Драконы с шумом пронеслись над судном, еще ниже, совсем близко, и Дорн едва удержался, чтобы не пустить в них стрелу. И снова драконы пронеслись мимо. Чего же они хотят? Может, ими и вправду движет всего лишь любопытство?
Змеи описали в воздухе круг. Тот, что поменьше, взмыл вверх, а большой опустился еще ниже. Он величаво парил над поверхностью моря, направляясь прямо к галере. Матросы зашумели и схватились за оружие.
— Не стрелять! — крикнул Дорн. Он ненавидел себя за нерешительность, но не следовало терять благоразумие. Было ясно, что серебряный дракон пока не собирается нападать. Ни один дракон, даже бешеный, не стал бы вести себя так перед нападением. Сначала, изрыгая огонь, он применил бы магию, а потом бросился бы в самую гущу людей, как ядро, пущенное из катапульты.
Змей явно собирался опуститься на палубу. Дорн надеялся, что это не приведет к катастрофе. Под тяжестью дракона корма могла сразу уйти под воду.
Но этого не произошло. Приблизившись к судну, щитовой дракон мгновенно уменьшился в размерах. Дорн не понял, где собственно змей. Вместо него появилась обычная белая чайка.
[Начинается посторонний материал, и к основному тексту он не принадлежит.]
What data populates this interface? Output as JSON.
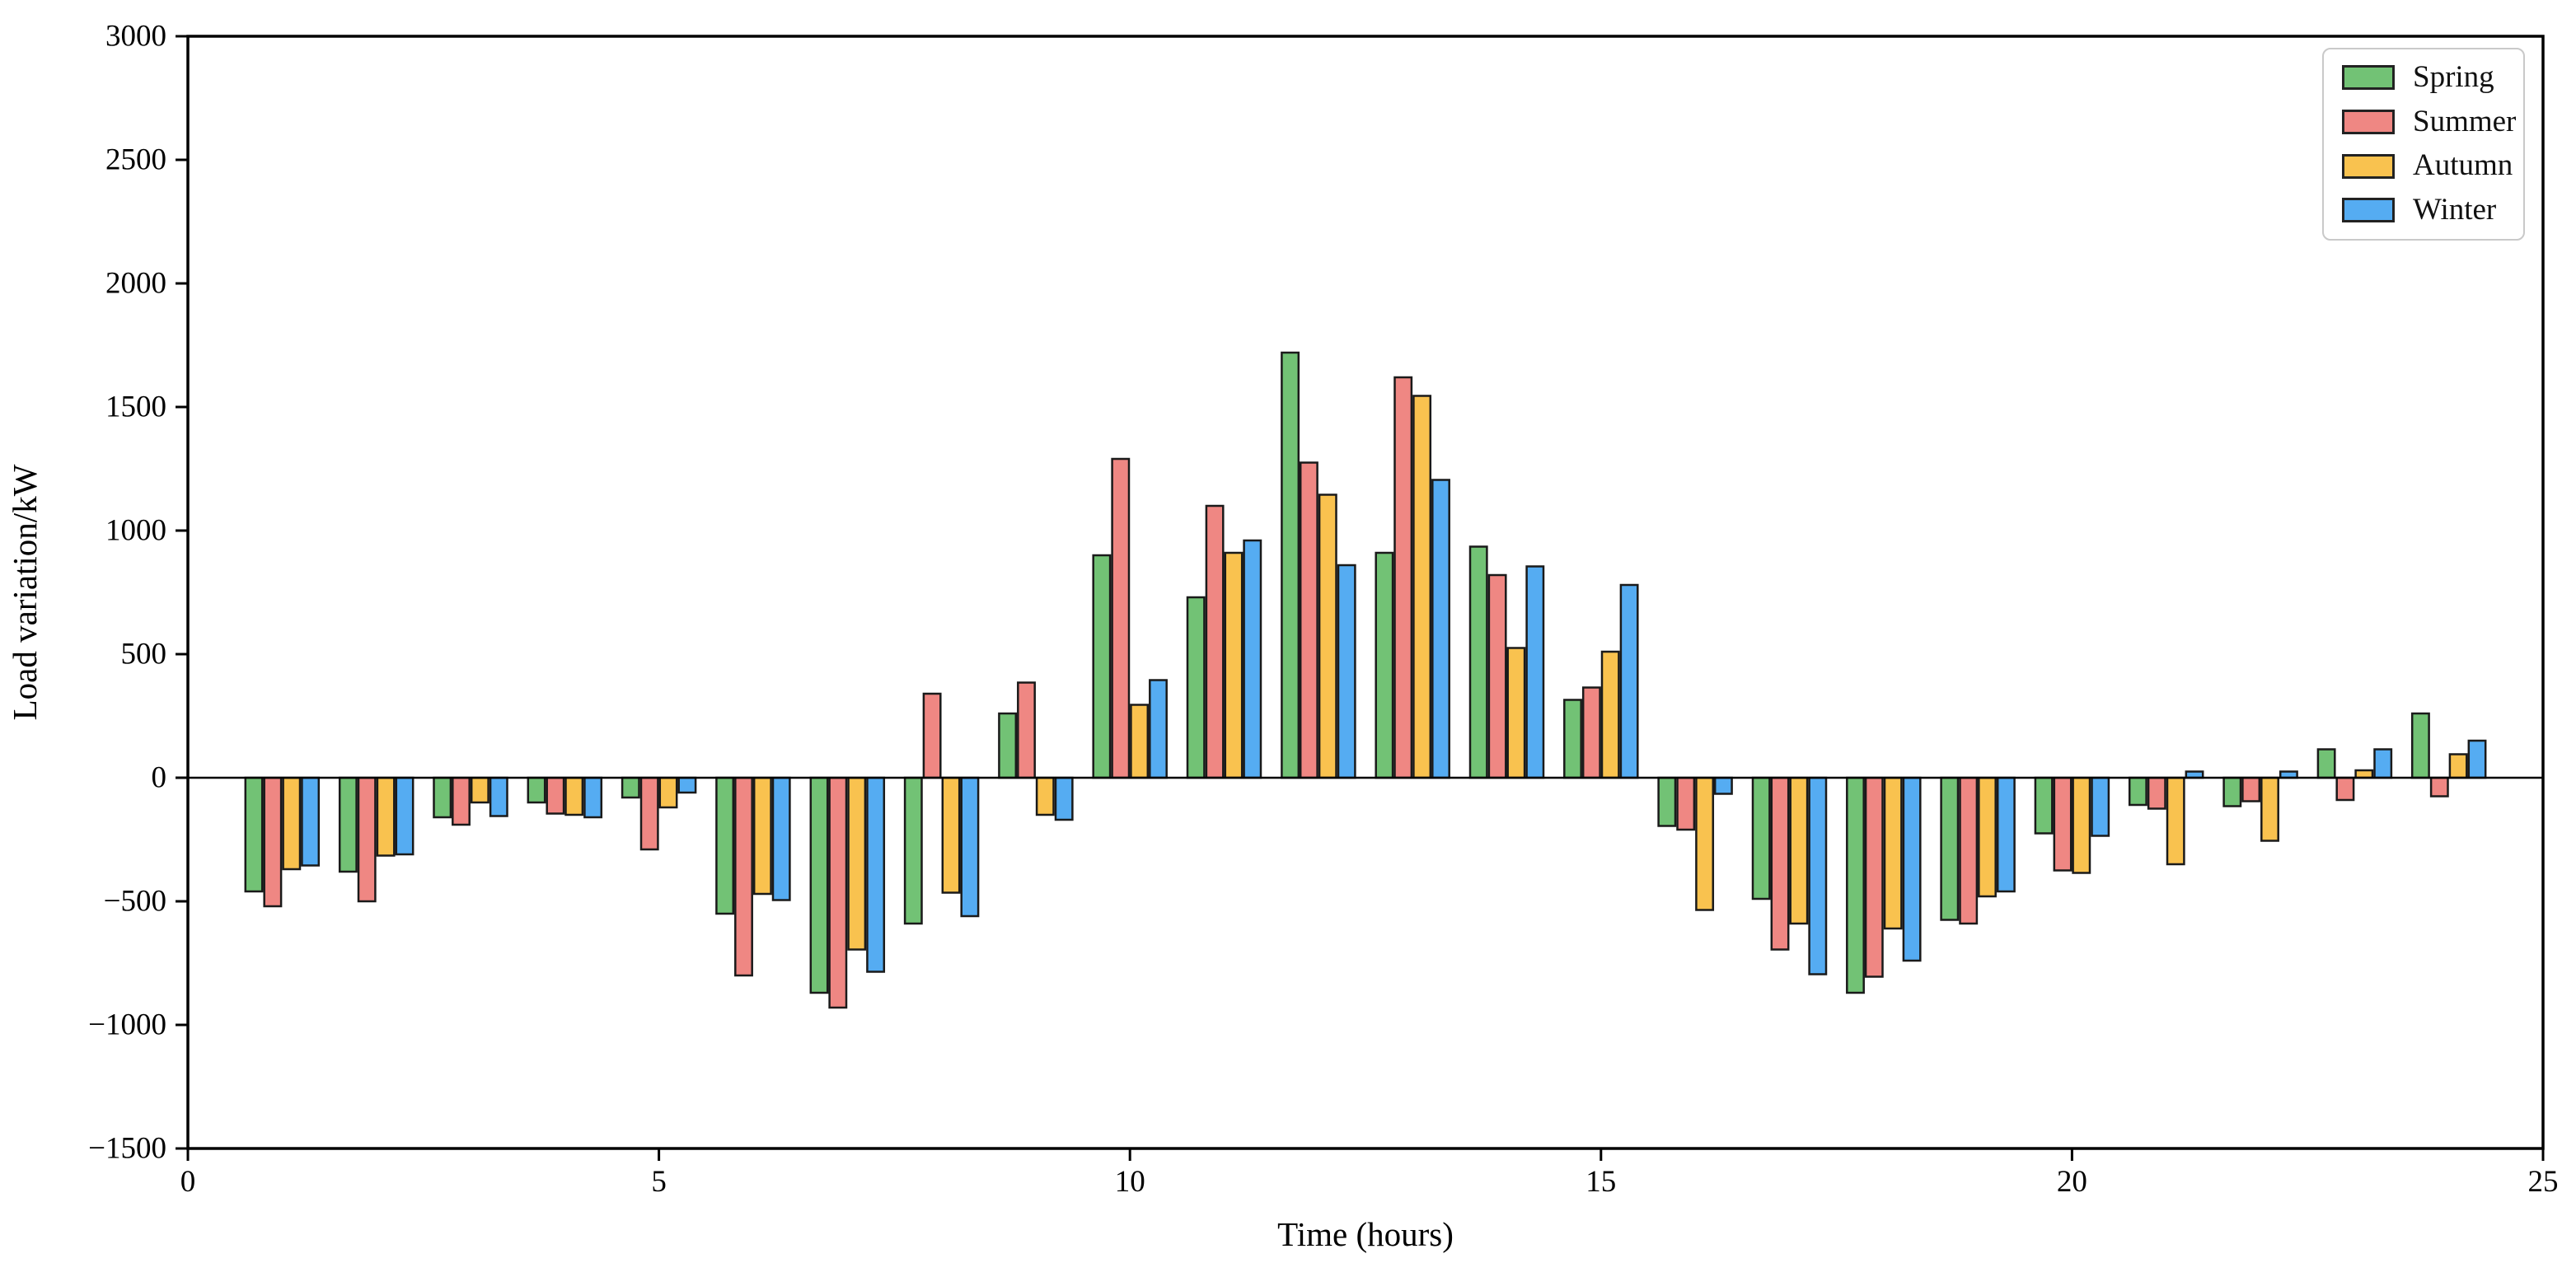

Птица села на палубу там, откуда капитан только что согнал всех, освобождая место для гигантского дракона. Затем чайка стала преображаться, и на палубе возник сгорбленный старик в темных лохмотьях и стоптанных башмаках. У него было добродушное лицо, словно созданное для улыбок, на котором странно выделялись глаза; очень светлые, пронзительные, глубоко посаженные, они смотрели из-под густых белых бровей холодным властным взглядом судьи или военачальника.
Серебряный обвел взглядом людей и произнес:
— Так, значит, ты решила, что я не замечу тебя с воздуха, Карасендриэт? Что я не почую твой запах? Покажись.
Кара вышла из-за груды мешков.
— Здравствуй, Ажак, — сказала она.
— Это первый твой разумный поступок, — сказал Ажак. — А теперь следуй за мной. Нам пора.
Дорн протиснулся сквозь толпу матросов, вооруженных шпагами и луками. Рэрун, Уилл и Павел поспешили за ним, священник остановился, поджидая капитана. Через всю палубу протянулась драконья тень — второй дракон висел в воздухе над галерой, как ястреб над зайцем. Дорн с товарищами встали между Карой и Ажаком.
— Подождите, — сказала она.
— Так вот за что вы нам заплатили, — сказал Уилл.
— — Я не ожидала их встретить, — сказала Кара.
— Мы тоже, — криво усмехнулся хафлинг. — И все-таки сделка есть сделка. Если мы выживем, награда будет славной.
Дорн глянул на преображенного щитового дракона.
— Что все это значит? — спросил он.
— Это значит, что свершится правосудие, — сказал серебряный, — Эта женщина должна ответить за свои преступления, но Мунуинг и я не хотим враждовать с тобой. Так что уйди с дороги, и мы не причиним тебе вреда.
— Какие преступления? — спросил Рэрун.
— Это не ваша забота. Достаточно сказать, что мы с товарищем служим в Когтях Правосудия. Вам знакомо это название?
Дорн знал его. Ведь он изучал жизнь драконов. Когти Правосудия были братством серебряных драконов, которые объединились, чтобы бороться со злом, что-то вроде рыцарского ордена. Но слова старика не внушали доверия. Кто сказал, что представления драконов о добре и зле не расходятся с человеческими?
— Вы не имеете надо мной власти, — сказала Кара, — так же как и хозяин, которому вы решили служить.
— — Кто-то должен быть во главе, — сказал Ажак. — Иначе все будут страдать, и драконы, и эти людишки.
— Если бы у хозяина была достойная цель, — сказала Кара, — я бы не возражала, а так…
— Довольно! — воскликнул Ажак, его лохмотья развевались на холодном ветру. — Я пришел не для того, чтобы спорить с тобой, а чтобы арестовать тебя по приказу короля. Долго же мы тебя искали, и все-таки нашли. Ты ведь знаешь, каково это — подолгу оставаться в облике дракона. Так что мое терпение на исходе. Придется тебе подчиниться. Или ты одна хочешь сразиться с теми, кто старше и сильнее тебя?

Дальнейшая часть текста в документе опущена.